Nanoscale Biophotonics Laboratory, School of Chemistry, National University of Ireland, Galway, Ireland.
Analyst. 2014 Apr 7;139(7):1661-71. doi: 10.1039/c4an00007b.
This study demonstrates the application of fluorescence excitation-emission matrix (EEM) spectroscopy to the quantitative predictive analysis of recombinant glycoprotein production cultured in a Chinese hamster ovary (CHO) cell fed-batch process. The method relies on the fact that EEM spectra of complex solutions are very sensitive to compositional change. As the cultivation progressed, changes in the emission properties of various key fluorophores (e.g., tyrosine, tryptophan, and the glycoprotein product) showed significant differences, and this was used to follow culture progress via multiple curve resolution alternating least squares (MCR-ALS). MCR-ALS clearly showed the increase in the unique dityrosine emission from the product glycoprotein as the process progressed, thus provided a qualitative tool for process monitoring. For the quantitative predictive modelling of process performance, the EEM data was first subjected to variable selection and then using the most informative variables, partial least-squares (PLS) regression was implemented for glycoprotein yield prediction. Accurate predictions with relative errors of between 2.3 and 4.6% were obtained for samples extracted from the 100 to 5000 L scale bioreactors. This study shows that the combination of EEM spectroscopy and chemometric methods of evaluation provides a convenient method for monitoring at-line or off-line the productivity of industrial fed-batch mammalian cell culture processes from the small to large scale. This method has applicability to the advancement of process consistency, early problem detection, and quality-by-design (QbD) practices.
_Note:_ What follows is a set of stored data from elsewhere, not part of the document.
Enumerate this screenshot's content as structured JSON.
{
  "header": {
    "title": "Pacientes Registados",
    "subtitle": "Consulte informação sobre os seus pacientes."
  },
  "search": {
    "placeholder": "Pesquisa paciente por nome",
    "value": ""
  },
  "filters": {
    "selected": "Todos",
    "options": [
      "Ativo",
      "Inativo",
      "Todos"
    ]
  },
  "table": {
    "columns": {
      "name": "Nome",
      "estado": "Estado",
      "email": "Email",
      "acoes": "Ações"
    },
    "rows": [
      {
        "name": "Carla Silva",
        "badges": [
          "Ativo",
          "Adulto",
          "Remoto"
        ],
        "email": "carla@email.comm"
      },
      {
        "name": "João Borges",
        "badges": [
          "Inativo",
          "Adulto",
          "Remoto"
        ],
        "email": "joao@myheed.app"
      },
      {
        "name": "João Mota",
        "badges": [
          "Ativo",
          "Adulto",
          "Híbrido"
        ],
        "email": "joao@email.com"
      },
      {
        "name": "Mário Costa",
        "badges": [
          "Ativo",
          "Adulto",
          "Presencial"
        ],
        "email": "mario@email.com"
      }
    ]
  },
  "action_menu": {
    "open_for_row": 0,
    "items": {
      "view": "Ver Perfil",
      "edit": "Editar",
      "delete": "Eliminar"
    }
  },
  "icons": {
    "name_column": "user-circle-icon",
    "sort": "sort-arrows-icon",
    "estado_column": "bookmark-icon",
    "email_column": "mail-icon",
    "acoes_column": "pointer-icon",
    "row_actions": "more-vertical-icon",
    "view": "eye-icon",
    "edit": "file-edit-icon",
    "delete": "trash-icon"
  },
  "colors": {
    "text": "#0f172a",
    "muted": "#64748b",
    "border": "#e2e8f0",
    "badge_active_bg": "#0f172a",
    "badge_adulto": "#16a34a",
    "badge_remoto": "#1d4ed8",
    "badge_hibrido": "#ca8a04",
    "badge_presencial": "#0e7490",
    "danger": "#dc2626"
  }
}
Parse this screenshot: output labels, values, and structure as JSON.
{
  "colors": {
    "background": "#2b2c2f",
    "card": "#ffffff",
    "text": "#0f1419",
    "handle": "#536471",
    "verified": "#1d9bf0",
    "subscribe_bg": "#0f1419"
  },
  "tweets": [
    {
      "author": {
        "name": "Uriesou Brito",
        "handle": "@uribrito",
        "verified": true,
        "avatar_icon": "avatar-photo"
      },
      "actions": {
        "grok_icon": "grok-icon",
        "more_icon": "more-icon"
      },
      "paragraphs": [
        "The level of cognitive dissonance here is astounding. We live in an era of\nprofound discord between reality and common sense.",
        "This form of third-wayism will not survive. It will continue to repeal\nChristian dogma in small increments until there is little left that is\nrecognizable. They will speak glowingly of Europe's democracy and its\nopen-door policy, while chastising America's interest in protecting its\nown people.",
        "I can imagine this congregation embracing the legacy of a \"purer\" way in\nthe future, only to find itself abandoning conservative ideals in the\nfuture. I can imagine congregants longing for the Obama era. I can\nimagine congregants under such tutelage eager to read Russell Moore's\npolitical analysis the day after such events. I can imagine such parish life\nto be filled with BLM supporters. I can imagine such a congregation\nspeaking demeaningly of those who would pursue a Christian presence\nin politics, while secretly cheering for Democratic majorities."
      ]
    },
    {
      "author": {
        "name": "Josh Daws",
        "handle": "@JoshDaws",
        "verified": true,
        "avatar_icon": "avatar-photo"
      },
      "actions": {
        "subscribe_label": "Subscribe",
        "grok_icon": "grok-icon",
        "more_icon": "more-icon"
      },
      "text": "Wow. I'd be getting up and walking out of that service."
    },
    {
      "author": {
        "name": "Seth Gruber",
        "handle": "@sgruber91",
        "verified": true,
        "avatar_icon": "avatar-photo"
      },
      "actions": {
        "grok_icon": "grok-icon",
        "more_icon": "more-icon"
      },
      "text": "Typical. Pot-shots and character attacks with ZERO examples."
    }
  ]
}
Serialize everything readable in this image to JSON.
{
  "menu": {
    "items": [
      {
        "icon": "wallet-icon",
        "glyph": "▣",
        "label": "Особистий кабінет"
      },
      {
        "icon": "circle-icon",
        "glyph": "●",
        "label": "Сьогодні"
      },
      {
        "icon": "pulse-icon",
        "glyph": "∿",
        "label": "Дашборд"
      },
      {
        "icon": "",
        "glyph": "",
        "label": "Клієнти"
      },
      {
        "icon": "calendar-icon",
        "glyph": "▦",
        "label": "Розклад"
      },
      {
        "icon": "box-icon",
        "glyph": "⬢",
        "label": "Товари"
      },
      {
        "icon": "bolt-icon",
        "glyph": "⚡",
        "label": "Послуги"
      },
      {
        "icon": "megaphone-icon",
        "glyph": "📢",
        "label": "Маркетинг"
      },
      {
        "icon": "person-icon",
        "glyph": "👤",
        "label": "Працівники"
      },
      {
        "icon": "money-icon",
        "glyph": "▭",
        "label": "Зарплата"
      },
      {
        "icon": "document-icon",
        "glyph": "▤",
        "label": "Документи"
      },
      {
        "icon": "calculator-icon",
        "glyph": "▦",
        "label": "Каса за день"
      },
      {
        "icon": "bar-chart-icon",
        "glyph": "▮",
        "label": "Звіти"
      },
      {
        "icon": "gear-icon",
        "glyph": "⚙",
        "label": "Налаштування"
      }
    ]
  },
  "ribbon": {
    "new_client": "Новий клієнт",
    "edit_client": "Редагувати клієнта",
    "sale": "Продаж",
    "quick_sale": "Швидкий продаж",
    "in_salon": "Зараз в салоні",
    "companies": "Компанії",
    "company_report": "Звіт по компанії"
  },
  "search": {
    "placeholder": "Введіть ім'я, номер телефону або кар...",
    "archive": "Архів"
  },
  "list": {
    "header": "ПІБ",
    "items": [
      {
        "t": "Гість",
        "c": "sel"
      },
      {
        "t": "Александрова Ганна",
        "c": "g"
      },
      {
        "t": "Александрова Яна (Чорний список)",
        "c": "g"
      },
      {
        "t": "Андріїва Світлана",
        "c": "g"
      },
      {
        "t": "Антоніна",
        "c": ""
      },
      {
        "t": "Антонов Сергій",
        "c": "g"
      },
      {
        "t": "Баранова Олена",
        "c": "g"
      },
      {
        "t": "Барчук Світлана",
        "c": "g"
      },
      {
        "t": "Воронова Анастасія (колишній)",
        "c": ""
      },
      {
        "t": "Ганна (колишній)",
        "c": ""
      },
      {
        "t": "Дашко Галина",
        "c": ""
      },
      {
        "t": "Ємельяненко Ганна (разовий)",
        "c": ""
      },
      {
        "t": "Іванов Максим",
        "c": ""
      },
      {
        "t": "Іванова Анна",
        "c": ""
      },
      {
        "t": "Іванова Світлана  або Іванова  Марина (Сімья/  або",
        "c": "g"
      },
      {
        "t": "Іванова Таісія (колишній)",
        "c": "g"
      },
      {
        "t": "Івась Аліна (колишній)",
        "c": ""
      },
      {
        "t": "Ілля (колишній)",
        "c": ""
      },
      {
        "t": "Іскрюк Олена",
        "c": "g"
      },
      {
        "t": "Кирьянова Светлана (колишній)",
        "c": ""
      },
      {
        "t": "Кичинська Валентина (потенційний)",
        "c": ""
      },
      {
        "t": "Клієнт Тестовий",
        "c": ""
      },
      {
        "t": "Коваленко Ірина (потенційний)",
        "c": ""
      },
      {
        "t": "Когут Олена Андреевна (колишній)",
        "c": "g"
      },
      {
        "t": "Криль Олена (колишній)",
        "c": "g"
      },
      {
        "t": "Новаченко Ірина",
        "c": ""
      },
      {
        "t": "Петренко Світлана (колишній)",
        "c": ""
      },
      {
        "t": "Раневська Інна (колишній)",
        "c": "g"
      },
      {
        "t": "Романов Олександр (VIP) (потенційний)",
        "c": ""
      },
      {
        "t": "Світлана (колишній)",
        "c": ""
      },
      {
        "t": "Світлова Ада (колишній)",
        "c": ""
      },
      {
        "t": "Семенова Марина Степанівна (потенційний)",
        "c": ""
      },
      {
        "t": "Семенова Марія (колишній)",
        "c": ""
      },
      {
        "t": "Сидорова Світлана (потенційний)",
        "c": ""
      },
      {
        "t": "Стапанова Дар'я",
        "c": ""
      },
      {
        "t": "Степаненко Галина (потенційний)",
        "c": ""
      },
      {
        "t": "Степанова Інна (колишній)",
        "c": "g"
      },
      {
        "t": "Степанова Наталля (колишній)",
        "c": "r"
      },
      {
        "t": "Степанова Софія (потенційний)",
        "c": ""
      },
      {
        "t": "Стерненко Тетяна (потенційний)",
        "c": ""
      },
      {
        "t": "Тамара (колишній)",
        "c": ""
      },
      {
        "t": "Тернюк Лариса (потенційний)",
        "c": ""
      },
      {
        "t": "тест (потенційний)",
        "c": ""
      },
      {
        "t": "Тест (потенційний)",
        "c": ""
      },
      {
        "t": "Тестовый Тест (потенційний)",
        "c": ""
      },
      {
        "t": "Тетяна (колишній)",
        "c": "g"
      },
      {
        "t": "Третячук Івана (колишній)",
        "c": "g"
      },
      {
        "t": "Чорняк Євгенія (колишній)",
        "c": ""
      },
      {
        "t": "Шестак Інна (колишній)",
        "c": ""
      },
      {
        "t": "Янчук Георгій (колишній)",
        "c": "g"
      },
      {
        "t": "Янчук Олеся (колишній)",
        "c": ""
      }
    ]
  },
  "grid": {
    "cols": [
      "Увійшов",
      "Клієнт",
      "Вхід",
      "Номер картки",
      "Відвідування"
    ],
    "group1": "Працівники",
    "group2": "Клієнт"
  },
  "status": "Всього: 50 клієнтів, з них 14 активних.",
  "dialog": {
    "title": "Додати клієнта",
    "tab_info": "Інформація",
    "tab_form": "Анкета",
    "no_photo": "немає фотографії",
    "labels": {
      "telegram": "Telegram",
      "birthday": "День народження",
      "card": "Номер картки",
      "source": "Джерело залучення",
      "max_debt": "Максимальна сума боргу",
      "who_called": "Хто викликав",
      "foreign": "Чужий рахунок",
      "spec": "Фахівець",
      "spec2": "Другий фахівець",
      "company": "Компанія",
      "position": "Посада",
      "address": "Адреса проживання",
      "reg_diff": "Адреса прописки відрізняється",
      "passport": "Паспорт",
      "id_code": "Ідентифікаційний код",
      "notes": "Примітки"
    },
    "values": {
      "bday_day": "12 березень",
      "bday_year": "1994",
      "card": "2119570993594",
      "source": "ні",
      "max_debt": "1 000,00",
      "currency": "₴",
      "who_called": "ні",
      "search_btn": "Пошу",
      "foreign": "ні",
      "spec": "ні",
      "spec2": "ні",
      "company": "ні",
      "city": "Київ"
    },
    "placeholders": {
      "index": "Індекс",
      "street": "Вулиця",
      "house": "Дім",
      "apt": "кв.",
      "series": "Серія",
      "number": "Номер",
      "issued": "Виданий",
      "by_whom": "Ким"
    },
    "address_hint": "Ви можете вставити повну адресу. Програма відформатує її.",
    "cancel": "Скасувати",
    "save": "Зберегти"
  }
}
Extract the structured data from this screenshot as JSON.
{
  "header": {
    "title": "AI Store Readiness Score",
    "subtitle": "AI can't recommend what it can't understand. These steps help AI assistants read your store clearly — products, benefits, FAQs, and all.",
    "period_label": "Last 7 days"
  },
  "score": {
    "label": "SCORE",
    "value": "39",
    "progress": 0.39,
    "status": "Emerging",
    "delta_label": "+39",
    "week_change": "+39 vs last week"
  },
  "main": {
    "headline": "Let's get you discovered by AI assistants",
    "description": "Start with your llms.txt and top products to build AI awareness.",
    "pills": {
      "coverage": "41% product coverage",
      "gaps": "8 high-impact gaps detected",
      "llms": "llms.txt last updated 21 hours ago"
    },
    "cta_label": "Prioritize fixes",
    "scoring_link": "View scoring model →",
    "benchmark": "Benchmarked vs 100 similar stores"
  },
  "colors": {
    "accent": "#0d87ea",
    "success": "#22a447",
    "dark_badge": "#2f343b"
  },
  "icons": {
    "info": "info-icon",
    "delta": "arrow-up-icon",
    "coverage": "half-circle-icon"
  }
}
本研究展示了荧光激发-发射矩阵(EEM)光谱学在定量预测分析重组糖蛋白生产中的应用,该生产是在仓鼠卵巢(CHO)细胞补料分批过程中进行的。该方法依赖于这样一个事实,即复杂溶液的 EEM 光谱对组成变化非常敏感。随着培养的进行,各种关键荧光团(如酪氨酸、色氨酸和糖蛋白产物)的发射特性发生了显著变化,这可通过多曲线分辨交替最小二乘法(MCR-ALS)来跟踪培养进程。MCR-ALS 清楚地显示了产物糖蛋白中二酪氨酸独特发射的增加,这为过程监测提供了一种定性工具。对于过程性能的定量预测建模,首先对 EEM 数据进行变量选择,然后使用最具信息量的变量,实施偏最小二乘法(PLS)回归,以预测糖蛋白产率。对于从 100 到 5000L 规模生物反应器中提取的样品,获得了相对误差在 2.3%到 4.6%之间的准确预测。本研究表明,EEM 光谱学和化学计量学评价方法的结合为从小规模到大规模的工业补料分批哺乳动物细胞培养过程的在线或离线生产力监测提供了一种方便的方法。该方法适用于提高过程一致性、早期问题检测和质量源于设计(QbD)实践。